Z Kuşağında Tükenmişlik: Daha Başlamadan Yorulmak


Beklentiler çağında büyüyen gençlik
Z kuşağı, dijital dünyanın içinde, her an herkesle kıyaslanabildiği bir ortamda büyüdü. Mükemmel başarılar, ideal bedenler, hızlı yükselen kariyerler sosyal medya akışlarında sürekli göz önünde. Bu kuşak, sadece kendi potansiyeliyle değil, başkalarının “kurgulanmış başarıları” ile de baş etmeye çalışıyor.
Sürekli erişilebilirlik, hiç durmayan zihin
Online olmak sadece sosyal anlamda değil, akademik ve mesleki olarak da "her an hazır olma" baskısı yaratıyor. Mail’lere anında dönüş yapmak, projelere 7/24 açık olmak, molasız bir maraton hissi doğuruyor. Beyin, toparlanma ve dinlenme şansı bulamıyor.
Kimlik arayışı, belirsiz bir gelecek
Z kuşağı ekonomik belirsizliklerle, iklim kriziyle ve değişen iş tanımlarıyla büyüyor. “Ne iş yapacağım?”, “Geleceğim güvende mi?” gibi sorular sadece mantıksal değil, duygusal olarak da yıpratıcı hale geliyor. Bu karmaşa, tükenmişliği hızlandırıyor.
Çıkış var mı?
Evet, var. Öncelikle duygusal farkındalıkla başlamak gerekir.

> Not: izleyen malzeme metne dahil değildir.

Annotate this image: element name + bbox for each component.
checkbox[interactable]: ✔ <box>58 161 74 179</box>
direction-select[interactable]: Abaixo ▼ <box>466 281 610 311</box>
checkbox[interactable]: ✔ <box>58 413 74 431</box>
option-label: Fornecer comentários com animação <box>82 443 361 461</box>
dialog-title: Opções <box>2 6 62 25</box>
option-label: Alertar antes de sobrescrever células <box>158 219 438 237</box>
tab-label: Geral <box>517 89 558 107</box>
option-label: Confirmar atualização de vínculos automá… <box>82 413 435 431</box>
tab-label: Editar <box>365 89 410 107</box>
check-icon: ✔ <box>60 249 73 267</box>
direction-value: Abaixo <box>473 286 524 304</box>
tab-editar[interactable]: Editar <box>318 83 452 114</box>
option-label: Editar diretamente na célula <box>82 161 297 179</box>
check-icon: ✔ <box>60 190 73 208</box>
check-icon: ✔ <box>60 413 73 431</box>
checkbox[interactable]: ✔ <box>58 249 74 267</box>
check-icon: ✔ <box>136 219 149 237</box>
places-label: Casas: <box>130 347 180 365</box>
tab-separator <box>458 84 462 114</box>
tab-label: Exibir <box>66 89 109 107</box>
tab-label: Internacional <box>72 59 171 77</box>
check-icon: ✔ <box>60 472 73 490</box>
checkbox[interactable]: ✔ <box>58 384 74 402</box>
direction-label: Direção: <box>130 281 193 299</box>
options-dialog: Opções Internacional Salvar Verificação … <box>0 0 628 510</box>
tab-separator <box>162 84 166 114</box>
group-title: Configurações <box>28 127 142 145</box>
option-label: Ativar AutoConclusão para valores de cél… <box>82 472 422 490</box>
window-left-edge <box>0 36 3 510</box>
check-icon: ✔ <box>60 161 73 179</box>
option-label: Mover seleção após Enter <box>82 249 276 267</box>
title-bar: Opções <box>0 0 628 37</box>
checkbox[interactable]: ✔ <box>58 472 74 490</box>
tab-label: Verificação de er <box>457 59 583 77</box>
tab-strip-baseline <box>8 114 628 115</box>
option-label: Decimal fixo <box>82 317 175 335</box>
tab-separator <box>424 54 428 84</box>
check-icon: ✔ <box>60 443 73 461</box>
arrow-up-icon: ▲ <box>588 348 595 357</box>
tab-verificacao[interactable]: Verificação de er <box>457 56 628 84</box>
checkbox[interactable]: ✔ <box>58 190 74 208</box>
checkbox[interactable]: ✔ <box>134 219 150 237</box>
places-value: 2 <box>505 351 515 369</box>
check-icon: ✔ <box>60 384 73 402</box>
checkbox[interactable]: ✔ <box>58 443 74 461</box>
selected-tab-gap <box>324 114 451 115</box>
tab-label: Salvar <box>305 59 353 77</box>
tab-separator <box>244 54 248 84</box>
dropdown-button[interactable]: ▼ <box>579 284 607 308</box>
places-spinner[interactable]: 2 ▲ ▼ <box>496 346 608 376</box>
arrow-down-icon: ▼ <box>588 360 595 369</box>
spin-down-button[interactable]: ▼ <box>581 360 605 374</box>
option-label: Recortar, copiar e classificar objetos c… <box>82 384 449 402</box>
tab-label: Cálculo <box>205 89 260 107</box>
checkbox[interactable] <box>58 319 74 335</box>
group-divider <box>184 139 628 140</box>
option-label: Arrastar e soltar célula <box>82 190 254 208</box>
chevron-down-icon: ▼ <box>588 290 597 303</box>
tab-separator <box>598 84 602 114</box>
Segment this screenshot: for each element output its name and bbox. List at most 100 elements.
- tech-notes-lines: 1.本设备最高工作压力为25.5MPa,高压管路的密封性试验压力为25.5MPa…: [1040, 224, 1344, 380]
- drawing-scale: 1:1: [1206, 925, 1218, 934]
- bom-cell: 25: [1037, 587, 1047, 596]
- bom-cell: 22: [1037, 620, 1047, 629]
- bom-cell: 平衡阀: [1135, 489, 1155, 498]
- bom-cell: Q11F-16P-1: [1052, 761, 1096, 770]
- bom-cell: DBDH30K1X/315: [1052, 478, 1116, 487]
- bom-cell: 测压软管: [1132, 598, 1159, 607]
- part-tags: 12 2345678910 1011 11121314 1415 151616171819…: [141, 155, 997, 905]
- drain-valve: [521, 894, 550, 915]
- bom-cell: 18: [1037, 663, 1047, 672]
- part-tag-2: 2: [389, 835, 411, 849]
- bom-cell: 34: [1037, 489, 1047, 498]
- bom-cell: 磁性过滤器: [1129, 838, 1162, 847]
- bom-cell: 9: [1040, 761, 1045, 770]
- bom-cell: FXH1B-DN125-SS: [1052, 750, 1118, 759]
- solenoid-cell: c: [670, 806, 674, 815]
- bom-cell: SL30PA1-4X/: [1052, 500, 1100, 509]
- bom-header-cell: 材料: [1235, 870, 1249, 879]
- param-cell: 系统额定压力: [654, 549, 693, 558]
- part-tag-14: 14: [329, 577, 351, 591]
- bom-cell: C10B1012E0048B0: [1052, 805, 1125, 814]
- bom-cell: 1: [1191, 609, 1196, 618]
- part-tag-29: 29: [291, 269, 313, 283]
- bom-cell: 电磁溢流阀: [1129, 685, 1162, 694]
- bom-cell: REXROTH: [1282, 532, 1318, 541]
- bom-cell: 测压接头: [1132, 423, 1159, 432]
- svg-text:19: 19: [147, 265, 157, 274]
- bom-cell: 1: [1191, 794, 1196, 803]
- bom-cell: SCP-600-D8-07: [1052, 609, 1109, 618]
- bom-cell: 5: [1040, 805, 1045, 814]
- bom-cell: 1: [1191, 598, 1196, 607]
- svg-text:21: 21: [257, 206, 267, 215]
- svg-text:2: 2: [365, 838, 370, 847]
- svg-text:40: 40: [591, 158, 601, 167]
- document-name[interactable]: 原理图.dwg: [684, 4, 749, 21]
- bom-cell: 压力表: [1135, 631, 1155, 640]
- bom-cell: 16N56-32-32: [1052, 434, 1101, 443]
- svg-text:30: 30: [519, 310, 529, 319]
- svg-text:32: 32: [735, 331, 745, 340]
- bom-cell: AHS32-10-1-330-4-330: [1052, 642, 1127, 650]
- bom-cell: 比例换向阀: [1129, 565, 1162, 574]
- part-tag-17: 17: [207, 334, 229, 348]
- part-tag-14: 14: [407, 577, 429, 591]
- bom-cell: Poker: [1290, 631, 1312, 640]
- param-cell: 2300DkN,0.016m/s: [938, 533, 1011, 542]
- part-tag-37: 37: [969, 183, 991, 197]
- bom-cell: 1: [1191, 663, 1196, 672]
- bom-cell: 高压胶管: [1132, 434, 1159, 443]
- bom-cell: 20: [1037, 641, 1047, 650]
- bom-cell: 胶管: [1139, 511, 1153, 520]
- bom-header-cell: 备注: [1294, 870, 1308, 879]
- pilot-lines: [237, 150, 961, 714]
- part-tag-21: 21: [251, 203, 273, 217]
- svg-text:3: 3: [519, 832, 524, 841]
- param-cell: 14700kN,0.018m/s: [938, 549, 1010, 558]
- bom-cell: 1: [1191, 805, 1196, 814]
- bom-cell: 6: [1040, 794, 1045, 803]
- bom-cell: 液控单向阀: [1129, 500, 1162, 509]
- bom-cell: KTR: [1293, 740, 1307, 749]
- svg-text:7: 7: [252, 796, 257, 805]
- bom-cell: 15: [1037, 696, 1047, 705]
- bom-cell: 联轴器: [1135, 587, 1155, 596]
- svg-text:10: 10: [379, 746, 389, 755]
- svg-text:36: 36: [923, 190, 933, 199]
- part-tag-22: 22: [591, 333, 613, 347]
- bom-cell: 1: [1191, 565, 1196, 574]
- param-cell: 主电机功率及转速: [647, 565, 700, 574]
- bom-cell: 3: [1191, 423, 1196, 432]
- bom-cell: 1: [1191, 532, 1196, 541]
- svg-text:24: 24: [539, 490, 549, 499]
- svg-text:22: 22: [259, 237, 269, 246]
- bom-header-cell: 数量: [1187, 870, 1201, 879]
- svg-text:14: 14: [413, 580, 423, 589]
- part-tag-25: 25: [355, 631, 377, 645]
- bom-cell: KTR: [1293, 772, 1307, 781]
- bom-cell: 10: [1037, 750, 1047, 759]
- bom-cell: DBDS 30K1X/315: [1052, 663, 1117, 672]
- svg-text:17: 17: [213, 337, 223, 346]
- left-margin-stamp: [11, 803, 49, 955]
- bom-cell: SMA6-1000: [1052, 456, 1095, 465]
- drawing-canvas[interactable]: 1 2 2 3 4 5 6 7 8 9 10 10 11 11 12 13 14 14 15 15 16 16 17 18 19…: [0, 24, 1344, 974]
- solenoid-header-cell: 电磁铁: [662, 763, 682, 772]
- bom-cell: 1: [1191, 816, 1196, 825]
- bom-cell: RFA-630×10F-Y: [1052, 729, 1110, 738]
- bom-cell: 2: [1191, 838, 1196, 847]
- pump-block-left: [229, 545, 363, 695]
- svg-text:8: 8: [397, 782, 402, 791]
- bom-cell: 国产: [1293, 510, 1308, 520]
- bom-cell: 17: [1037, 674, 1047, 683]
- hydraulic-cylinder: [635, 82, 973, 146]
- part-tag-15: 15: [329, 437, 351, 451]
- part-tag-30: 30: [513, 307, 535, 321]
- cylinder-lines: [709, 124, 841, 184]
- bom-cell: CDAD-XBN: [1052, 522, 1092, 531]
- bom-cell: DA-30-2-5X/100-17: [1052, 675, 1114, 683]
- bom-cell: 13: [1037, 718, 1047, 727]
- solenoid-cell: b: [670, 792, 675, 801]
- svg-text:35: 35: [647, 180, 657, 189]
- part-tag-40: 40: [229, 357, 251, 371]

Z kuşağına özgü bu yeni tükenmişlik biçimi, klasik reçetelerle değil, onları anlayan bir dil ve sistemle ele alınmalı. Sosyal destek, kendini ifade edebileceği alanlar, psikolojik danışmanlık ve dijital dünyayla sağlıklı sınırlar kurmak bu sürecin temel taşlarıdır.